まだ鼻は低いが筋は通っており、瞳はまん丸というよりも、少し切れ長で大人っぽい。
二人が並べばそれこそ物語に出てくるお姫様と王子様そのものだ。
触れるたび、僕のことを好きになってくれたらいいのに。と少しの希望を込めながら、ノアはいつもエィミに触れる。
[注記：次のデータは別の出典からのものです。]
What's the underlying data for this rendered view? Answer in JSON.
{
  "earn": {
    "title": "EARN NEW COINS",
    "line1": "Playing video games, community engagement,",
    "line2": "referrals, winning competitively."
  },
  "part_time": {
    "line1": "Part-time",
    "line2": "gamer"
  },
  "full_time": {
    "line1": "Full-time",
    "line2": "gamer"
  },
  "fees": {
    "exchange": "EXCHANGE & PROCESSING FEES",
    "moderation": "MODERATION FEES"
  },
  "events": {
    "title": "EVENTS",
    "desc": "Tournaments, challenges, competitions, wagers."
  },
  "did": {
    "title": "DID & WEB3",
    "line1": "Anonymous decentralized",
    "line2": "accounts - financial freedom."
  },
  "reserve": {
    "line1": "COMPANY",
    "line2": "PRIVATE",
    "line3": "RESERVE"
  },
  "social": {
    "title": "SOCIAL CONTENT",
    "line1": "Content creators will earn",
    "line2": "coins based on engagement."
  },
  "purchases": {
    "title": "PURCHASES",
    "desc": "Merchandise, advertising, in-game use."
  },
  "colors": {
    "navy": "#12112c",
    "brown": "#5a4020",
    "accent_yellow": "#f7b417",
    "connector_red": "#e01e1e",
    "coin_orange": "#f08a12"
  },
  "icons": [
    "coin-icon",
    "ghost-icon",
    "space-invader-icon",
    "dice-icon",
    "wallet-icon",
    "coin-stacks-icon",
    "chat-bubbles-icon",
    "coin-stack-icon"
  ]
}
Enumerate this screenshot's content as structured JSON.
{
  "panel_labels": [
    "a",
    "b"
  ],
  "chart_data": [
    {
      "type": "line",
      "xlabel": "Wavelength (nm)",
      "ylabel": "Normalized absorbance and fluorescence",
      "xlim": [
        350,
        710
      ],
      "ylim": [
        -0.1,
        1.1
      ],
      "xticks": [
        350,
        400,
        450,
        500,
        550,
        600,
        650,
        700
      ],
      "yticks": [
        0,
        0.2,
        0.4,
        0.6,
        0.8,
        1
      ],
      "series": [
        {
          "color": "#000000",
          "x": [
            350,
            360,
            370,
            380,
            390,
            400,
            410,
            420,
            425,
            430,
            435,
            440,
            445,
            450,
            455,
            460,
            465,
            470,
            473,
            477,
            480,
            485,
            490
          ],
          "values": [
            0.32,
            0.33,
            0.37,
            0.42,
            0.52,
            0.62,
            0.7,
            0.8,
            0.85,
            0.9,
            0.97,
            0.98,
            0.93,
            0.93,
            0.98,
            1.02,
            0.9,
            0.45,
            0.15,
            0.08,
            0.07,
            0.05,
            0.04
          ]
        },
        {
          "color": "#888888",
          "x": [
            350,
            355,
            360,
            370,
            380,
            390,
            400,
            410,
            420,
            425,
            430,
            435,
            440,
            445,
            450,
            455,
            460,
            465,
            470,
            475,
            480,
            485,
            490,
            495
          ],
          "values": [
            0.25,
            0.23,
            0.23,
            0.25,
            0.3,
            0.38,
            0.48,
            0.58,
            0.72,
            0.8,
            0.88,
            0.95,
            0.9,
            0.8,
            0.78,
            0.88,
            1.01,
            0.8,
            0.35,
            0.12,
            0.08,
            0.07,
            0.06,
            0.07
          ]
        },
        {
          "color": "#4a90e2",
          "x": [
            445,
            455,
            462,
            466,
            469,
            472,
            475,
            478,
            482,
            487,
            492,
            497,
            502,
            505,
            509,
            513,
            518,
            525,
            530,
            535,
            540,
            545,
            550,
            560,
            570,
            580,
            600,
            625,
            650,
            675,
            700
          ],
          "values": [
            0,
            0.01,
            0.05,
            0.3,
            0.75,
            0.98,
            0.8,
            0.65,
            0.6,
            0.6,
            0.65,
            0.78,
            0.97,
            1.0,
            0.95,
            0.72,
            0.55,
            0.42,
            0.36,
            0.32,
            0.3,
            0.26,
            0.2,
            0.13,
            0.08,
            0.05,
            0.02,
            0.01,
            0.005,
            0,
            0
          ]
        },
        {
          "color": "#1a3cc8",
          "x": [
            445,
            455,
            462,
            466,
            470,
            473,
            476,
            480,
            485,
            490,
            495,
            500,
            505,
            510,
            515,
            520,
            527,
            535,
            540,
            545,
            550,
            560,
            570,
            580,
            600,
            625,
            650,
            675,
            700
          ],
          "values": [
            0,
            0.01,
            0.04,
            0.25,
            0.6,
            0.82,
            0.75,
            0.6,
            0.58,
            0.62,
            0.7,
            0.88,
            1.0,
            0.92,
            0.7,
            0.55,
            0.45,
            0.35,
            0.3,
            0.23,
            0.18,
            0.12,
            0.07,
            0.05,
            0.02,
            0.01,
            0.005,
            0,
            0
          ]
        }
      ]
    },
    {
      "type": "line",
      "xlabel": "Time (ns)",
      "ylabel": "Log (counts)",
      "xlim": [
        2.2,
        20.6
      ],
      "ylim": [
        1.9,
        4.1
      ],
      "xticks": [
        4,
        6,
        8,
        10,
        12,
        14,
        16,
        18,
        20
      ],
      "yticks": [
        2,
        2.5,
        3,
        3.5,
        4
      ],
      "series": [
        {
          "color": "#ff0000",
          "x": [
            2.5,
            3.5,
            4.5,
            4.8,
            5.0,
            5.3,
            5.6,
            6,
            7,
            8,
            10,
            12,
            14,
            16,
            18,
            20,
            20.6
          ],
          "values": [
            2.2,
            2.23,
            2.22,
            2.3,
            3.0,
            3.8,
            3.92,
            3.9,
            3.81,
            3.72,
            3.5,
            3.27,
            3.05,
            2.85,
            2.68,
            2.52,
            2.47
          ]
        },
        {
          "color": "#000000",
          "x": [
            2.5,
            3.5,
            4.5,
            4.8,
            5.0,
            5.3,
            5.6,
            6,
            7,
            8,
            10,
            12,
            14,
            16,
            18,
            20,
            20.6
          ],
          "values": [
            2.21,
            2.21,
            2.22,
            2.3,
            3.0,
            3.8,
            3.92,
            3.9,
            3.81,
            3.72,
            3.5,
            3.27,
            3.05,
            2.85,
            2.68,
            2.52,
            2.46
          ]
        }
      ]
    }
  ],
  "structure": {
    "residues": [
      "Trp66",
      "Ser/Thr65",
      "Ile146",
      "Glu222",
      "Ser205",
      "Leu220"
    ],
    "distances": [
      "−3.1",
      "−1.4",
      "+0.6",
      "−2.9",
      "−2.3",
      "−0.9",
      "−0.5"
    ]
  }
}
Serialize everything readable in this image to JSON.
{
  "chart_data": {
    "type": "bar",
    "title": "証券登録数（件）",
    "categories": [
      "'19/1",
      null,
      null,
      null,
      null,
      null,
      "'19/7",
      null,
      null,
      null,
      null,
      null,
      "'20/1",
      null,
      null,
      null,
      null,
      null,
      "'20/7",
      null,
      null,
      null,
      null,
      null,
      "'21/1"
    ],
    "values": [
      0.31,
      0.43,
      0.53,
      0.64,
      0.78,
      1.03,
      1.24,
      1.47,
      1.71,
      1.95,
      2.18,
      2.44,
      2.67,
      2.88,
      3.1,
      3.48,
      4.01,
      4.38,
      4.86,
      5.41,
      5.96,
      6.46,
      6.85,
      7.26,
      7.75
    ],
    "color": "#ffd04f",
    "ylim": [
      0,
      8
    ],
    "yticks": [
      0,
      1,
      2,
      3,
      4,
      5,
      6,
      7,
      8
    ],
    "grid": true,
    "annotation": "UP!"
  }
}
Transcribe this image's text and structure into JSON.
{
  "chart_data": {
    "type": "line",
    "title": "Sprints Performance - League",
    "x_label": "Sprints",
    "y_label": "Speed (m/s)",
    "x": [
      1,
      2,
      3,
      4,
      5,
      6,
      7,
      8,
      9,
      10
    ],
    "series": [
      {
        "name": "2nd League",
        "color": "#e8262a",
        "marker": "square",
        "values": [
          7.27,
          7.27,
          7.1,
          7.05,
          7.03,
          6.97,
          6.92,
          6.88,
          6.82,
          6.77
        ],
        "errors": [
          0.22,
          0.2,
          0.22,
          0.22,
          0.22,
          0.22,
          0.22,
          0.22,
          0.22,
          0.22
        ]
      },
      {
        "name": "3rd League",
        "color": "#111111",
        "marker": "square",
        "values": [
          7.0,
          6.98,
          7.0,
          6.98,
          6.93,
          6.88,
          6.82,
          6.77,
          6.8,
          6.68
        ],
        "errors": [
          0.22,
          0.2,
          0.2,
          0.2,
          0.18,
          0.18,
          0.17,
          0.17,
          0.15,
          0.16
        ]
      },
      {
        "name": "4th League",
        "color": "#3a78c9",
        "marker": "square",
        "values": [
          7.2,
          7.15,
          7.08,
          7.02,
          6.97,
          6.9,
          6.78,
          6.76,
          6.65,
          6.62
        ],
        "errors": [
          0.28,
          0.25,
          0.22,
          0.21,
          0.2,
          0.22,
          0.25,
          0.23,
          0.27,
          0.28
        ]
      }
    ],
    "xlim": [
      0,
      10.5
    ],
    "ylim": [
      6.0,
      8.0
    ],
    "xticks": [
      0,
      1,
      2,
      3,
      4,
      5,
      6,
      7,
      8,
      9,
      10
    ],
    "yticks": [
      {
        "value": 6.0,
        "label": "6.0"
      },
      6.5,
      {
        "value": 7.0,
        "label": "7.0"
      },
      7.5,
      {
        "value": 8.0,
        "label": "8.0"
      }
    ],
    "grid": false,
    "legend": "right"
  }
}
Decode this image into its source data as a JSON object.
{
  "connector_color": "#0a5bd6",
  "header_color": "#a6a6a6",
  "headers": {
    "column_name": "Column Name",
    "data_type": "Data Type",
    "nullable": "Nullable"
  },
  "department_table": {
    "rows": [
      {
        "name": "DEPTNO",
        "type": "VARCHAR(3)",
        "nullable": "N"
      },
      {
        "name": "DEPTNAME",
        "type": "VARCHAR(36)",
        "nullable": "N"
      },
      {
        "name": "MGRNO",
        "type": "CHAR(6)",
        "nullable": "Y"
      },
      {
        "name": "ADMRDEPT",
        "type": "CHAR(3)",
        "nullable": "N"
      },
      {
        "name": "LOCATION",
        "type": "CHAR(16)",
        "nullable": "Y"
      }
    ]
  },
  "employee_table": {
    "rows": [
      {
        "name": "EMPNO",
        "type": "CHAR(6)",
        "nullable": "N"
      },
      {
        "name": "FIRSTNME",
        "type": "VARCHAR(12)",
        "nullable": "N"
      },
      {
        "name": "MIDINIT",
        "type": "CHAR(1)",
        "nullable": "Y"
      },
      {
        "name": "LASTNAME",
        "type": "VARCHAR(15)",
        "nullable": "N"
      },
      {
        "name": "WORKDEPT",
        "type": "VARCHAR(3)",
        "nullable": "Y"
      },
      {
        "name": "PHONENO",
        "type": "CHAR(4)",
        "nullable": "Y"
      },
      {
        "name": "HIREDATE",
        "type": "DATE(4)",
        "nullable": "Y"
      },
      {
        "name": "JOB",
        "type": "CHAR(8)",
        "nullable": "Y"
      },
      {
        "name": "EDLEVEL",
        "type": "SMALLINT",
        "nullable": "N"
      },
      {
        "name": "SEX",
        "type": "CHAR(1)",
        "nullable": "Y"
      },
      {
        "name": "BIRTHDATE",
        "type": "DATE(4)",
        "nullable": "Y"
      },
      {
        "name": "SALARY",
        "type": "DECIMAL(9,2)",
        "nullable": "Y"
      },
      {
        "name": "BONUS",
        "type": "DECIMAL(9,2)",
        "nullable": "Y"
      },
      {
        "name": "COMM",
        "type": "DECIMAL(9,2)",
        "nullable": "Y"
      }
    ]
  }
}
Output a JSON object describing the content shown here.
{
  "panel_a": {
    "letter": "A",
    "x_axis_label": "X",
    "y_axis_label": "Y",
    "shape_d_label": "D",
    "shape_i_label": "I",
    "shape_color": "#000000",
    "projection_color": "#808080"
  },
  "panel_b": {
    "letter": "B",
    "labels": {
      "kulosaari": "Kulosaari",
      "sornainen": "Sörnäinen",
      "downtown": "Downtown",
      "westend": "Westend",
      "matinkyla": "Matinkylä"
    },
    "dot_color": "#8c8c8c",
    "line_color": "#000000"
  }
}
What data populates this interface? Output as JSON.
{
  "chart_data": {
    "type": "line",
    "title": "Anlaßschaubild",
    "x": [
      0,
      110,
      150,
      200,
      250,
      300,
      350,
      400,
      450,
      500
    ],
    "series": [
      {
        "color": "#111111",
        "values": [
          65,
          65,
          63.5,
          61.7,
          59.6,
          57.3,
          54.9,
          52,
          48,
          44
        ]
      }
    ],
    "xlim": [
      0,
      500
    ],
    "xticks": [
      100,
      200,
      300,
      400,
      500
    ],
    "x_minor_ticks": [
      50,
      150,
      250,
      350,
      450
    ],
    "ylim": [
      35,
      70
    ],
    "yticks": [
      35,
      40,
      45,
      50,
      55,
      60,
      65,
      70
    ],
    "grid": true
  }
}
けれど、いつだってエィミはノアの鼓動を早めるばかりで、彼女自身は戸惑う素振りも見せず、無邪気に振る舞う。
ノアはそれが苦しかった。
エィミも僕のこと好きになってくれたらいいのに。
きっと、エィミは生まれた瞬間に僕のことを見たから、親みたいに思って付いてくるだけ。
本で読んだことがある。
エィミはきっと初めて見たのが僕でなかったら、違う人間に喜んでついていく。
それが、なんだか寂しい。
僕は君を見た瞬間、心を奪われてしまったというのに。
ちがう。
きっと、生まれる前よりずっと。
だから、最近思う。
考える。
君は誰?
君は何?
「エィミ」
「なぁに?」
頬に触れられ少しくすぐったそうに笑う顔はやっぱり魅力的で、自分だけが知っていたいと思う。
「好きだよ」
「?すき?」
「うん」
言葉の意味が分からないのか、いつもの様に頭を傾げる。
どんな彼女も愛らしい。
ノアはいつもしているみたいに言葉の意味を教えるつもりで口を開いた。
エィミが言葉を知らないのは当然。
ノアもその単語を初めて口にしたものだから、聞き返された時の責務だと、いつもしている様に説明する。
「何より大切で」
好きってどういう事?
どんな気持ち?
ノアは自分の心の思うまま言葉にする。
「エィミを思うと心がぽかぽか温かくなる」
「うん」
「ずっとそばで、こうやって笑っていてほしくて、離れていても、エィミは何してるかな、とか、困ってないかな、とか、早く会いたいなって思ってる」
「うん?」
「ずっと触れてたくて、触ってみたくて……」
こんな事、ノア自身も伝えたくて言っている訳ではなかった。
はた、と、われに返る。
ただ気持ちを知って欲しくて、一度言葉にしてしまったら、堰を切って溢れてしまった。
止めなくちゃと思いながらも、止められなくて、最後は恥ずかしさで声が小さくなる。
「こういう気持ちかな」
真っ直ぐノアに向けられる視線が彼の身体中をたぎらせ、自分からエィミを見つめていたというのに、結局いつも通り視線を外すのはノアの方。
「そっか」
「うん」
真剣に告白したつもりなのに、本人に伝わらないのはちょっとやるせない。
「わたしも好きだよ」
「え?」
「そういう気持ちが『すき』ていうなら好き」
「……」
予想はしていた。
多分エィミならそう言うんだろうなって。
違う。
そうじゃない。
それだけじゃない。
ドキドキして欲しい。
こうやって。
ノアはエィミの頬に唇を寄せる。
「え?」
触れるか触れないかの。
「僕はもっとエィミにドキドキして欲しい」
精一杯の告白。
「僕がエィミにドキドキしてるみたいに」
「……。うん」
唇はすぐに柔らかい頬から離れ、エィミはノアの触れてくれたそこを撫でる。
「……」
「……」
甘酸っぱい空気が二人の鼓動を早め、少年は自分の心が初めて抱く感情を抑えきれなかった自分の行動におでこをかく。
この時。
恥ずかしさに顔を下に向けてしまったノアは知らなかった。
涙を流した事のない彼女の瞳から、一粒の宝石が溢れたことを。
たった一粒溢れて、それがあまりにも小さい粒だったので足元に隠れてしまったことも。
七色に輝くそのピンクの粒が何を示しているのかも。
のちに彼は、彼女の正体を知ると共にその言葉の真の意味を理解する。
恋は幸せな感情だけで出来ていないと。
気持ち悪いまでにドロドロな感情も含めて恋であると。
狂おしいまでに狂ってしまうのが、自分の……自分たちの恋であると。